Before DPN, all seven presidents who served over the course of Gallaudet University’s history were hearing. That changed in March of 1988 when many people in the campus community and numerous off-campus organizations and individuals protested the Board of Trustees’ decision to select Dr. Elizabeth Zinser, a hearing woman, as the University’s eighth president. The groundswell of support for the cause brought national and international attention to Gallaudet and culminated with the board reversing its decision and naming Dr. I. King Jordan (G-’70), a deaf faculty member at the University and one of the finalists for the position, as president. It also led to a majority of the board members being deaf. Jordan served as Gallaudet’s president until his retirement in 2006. Dr. Robert Davila (G-’53) followed in his footsteps as Gallaudet’s second deaf president in 2007, and Dr. T. Alan Hurwitz became the third deaf president in 2010.
Jordan recalled DPN’s domination of the media spotlight. It was on the front page of The New York Times for five days of the week-long protest, and the story was carried every day on the cover of The Washington Post. DPN also had a very positive effect on campus, he said, because it unified the deaf community behind a common cause. However, being Gallaudet’s first deaf president carried challenges. “There was a lot of skepticism [about whether] I could succeed,” Jordan said. “Every day I had to be successful.”

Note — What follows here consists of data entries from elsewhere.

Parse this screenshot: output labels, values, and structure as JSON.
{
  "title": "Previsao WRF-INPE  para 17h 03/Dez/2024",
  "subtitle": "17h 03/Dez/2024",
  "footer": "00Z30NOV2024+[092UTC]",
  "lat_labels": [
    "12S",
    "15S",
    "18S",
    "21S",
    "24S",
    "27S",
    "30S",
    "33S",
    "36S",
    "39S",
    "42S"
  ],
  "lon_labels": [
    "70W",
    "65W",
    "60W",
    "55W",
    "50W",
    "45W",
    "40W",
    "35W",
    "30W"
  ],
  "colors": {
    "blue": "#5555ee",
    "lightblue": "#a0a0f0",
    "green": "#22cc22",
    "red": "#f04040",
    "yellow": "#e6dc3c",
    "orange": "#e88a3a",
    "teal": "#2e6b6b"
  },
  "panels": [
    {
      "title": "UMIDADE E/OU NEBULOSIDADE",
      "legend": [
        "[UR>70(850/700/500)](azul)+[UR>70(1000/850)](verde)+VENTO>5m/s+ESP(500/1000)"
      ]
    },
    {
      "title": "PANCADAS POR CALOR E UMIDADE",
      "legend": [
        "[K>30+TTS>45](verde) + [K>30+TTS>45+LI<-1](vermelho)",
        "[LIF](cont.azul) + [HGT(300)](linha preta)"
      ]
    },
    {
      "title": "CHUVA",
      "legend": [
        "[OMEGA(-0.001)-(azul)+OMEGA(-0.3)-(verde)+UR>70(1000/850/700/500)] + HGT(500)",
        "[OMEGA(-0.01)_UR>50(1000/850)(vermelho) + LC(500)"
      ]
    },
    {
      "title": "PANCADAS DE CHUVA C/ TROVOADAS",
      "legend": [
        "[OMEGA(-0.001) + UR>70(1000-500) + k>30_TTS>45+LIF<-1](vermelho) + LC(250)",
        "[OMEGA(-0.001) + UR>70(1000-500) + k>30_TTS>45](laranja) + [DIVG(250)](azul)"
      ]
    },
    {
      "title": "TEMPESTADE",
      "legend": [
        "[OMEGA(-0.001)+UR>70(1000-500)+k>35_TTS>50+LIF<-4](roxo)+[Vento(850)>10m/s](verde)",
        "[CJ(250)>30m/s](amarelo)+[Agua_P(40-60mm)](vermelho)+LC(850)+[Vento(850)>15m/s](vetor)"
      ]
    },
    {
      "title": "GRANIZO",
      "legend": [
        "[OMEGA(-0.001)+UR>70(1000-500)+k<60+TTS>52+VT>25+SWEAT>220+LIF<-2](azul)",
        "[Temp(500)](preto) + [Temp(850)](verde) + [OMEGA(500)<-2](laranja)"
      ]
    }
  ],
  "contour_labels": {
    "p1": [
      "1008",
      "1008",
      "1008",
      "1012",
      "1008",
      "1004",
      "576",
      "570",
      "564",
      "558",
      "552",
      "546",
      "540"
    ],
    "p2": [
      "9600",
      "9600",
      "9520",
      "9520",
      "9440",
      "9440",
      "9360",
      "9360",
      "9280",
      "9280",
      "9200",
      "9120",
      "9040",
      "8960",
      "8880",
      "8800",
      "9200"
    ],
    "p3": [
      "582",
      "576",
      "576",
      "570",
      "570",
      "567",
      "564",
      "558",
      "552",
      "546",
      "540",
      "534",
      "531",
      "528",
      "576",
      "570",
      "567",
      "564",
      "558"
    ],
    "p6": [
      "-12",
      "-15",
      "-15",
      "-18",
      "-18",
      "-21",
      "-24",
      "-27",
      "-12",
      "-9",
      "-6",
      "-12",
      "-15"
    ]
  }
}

Jordan said he shared his DPN experiences during his meetings with Congress and with potential donors to the University. “People loved the DPN story,” he said. “People wanted to invest in deaf people.”
DPN had further ramifications, as well. Jordan mentioned that the two Americans with Disabilities Act (ADA) sponsors, Senator Tom Harkin (D-Iowa) and Congressman Steny Hoyer (D-Md.), told him if it were not for DPN, the ADA law would not have been passed in 1990. “They said that the DPN kick started the ADA, and Congress paid attention. The nation paid attention,” Jordan said. “There are people all over the country whose lives are different now than they would have been without the ADA.”
Davila said that DPN broke the glass ceiling for deaf people. “It was very positive, and we were in a surge all over the country, the civil rights surge,” Davila said. “It was changing the whole country in ways that people thought were impossible in reducing discrimination.”
“Before DPN occurred, I never thought that I would become a dean or president,” said Hurwitz, who served as both at the National Technical Institute for the Deaf, as well as vice president and dean of the Rochester Institute of Technology prior to becoming president of Gallaudet. Under Hurwitz’s leadership, Gallaudet has an ambitious strategic plan to broaden its legacy as the first choice in higher education for deaf and hard of hearing people. Hurwitz also informed the audience that the University’s 10-year campus plan was recently approved by the Washington, D.C. Zoning Commission.
Jordan shared a story about how he had become accustomed to the media throwing him easy “puff ball” questions after he became president, but one day he was taken off guard when a reporter asked him, “With a college degree, what can a deaf person do with it? Thinking for a moment, he gave a reply that became his signature quotation: “Deaf people can do anything but hear.”